Terça-feira, 20 de Fevereiro de 2018
ISSN 1519-7670 - Ano 19 - nº974

ARMAZéM LITERáRIO > ESTANTE

Livro aborda trato da morte no telejornalismo

Por Wagner Mezoni em 02/12/2008 na edição 514

Casos como o de Isabella Nardoni, da jovem Eloá e a cobertura jornalística de ambos ainda estão presentes na memória. A morte, assunto tabu na sociedade moderna ocidental, tornou-se mais pública com o advento da comunicação de massa, dos meios eletrônicos de comunicação? Foi com base nessa pergunta que Carlos Alberto de Souza, professor e pesquisador do curso de Jornalismo da Universidade do Vale do Itajaí (Univali), analisou a televisão, dando ênfase ao Jornal Nacional, da Rede Globo, e ao Jornal da Cultura, da TV Cultura. A obra é uma versão de sua tese defendida no Doutorado Interdisciplinar em Ciências Humanas pela Universidade Federal de Santa Catarina.


O resultado da pesquisa é o livro Telejornalismo e Morte: a interdição do ver no noticiário televisivo, lançado pela Editora da Univali. Ele mostra como o tema é corrente em jornais de notícias e filmes na TV, embora isso não transforme a morte em um fenômeno sobre o qual as pessoas possuam alguma experiência ou domínio.

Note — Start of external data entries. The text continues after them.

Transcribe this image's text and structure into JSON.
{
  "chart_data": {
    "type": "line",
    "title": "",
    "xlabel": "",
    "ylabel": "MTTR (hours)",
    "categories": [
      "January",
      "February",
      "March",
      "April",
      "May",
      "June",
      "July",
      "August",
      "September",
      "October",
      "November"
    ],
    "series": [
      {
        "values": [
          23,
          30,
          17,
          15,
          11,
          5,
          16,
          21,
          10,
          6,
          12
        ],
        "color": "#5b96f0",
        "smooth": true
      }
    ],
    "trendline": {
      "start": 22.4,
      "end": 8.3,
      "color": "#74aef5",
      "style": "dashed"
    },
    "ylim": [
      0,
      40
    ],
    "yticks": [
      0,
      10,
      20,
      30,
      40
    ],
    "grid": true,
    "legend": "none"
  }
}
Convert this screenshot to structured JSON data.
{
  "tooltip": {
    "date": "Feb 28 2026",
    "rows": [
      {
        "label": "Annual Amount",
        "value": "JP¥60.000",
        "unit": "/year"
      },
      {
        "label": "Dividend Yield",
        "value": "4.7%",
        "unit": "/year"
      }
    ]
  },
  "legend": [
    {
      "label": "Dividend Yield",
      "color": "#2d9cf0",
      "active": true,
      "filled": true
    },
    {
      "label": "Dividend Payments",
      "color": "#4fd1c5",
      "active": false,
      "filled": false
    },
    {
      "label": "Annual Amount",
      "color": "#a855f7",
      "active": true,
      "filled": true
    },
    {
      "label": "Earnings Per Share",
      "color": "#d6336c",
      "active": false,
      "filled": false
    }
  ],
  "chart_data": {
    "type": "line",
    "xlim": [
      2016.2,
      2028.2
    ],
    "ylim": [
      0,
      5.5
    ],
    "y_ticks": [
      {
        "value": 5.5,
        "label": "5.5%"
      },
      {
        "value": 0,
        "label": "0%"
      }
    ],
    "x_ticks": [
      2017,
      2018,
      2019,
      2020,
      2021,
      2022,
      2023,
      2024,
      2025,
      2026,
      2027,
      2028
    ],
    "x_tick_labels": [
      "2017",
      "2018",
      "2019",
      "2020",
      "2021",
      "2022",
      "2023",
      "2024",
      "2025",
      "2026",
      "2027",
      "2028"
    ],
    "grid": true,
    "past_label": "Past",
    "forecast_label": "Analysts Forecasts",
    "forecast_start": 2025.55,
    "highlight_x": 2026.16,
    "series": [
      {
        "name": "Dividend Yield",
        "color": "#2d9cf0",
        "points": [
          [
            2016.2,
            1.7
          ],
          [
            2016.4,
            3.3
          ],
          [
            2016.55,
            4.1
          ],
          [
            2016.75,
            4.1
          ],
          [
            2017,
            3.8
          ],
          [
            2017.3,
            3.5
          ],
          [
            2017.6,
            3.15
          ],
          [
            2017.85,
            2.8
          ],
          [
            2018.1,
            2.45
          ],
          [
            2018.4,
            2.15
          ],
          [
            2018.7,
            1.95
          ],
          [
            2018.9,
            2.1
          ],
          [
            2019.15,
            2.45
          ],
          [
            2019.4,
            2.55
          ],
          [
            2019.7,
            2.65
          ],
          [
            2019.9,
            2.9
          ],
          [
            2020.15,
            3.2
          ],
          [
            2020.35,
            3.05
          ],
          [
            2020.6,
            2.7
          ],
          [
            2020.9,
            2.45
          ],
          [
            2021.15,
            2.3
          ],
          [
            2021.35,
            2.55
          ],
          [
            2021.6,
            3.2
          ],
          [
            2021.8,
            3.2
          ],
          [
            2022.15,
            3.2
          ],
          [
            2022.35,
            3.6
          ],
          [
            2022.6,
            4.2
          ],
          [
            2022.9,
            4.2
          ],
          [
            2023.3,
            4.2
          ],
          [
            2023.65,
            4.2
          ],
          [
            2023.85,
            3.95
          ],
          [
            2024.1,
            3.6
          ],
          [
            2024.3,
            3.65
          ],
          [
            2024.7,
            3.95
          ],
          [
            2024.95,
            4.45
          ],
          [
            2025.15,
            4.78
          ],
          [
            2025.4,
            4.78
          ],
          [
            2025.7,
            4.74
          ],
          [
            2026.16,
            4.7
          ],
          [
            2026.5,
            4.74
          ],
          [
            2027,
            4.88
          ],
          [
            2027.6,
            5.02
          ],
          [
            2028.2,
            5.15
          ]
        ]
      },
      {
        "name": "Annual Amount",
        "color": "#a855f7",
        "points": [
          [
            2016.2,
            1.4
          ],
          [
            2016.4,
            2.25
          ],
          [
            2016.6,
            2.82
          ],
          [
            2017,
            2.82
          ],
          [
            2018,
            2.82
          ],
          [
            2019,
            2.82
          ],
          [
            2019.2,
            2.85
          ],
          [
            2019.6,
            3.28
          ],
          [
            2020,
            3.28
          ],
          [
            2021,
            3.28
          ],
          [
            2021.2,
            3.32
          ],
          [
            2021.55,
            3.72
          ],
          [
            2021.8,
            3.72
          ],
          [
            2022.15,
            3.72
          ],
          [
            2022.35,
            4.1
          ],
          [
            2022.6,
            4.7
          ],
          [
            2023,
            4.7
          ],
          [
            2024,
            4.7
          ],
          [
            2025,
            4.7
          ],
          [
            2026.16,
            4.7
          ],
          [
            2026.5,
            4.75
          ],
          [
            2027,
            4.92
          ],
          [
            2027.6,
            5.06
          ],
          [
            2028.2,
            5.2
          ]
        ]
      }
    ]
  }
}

O livro lança luzes sobre o fenômeno da morte a partir da sociologia, psicanálise e comunicação. Ele foca a investigação sobre a televisão, principal veículo contemporâneo de comunicação social, e sobre o gênero jornalístico, que retrata, diariamente, a realidade do mundo aos telespectadores.


Mecanismos de defesa


Segundo o pesquisador, foi observado que os telejornais contribuem para a ocultação da morte na sociedade moderna ocidental e que essa ocultação no espaço televisivo, no telejornal, acontece de forma diferente da observada no meio social: ‘Ela acontece por meio da espetacularização, banalização, dissolução e manipulação dos acontecimentos, cenas e detalhes’, aponta Carlos Alberto.


Para o autor, recursos tecnológicos e de linguagem e a sobreposição das notícias negativas por boas notícias e inusitadas são alguns dos elementos que ajudam a sustentar a tese. Ele afirma, ainda, ser possível dizer que a morte não é mostrada com toda a carga pelo mal-estar que causa a uma sociedade que busca a felicidade: ‘É preciso antes estetizá-la. A estética televisiva permite ao público olhar aquilo que aterroriza’, diz Carlos Alberto.


Ele explica, também, que o espectador dispõe de uma série de mecanismos de defesa para lidar com o fenômeno da morte e da violência na tela e no cotidiano: ‘São dispositivos regidos pelo princípio do prazer que servem para manter o ego afastado daquilo que lhe provoca ansiedade. São atitudes variadas, mas úteis para impedir a `visão´ da morte e do morrer’, conclui o autor.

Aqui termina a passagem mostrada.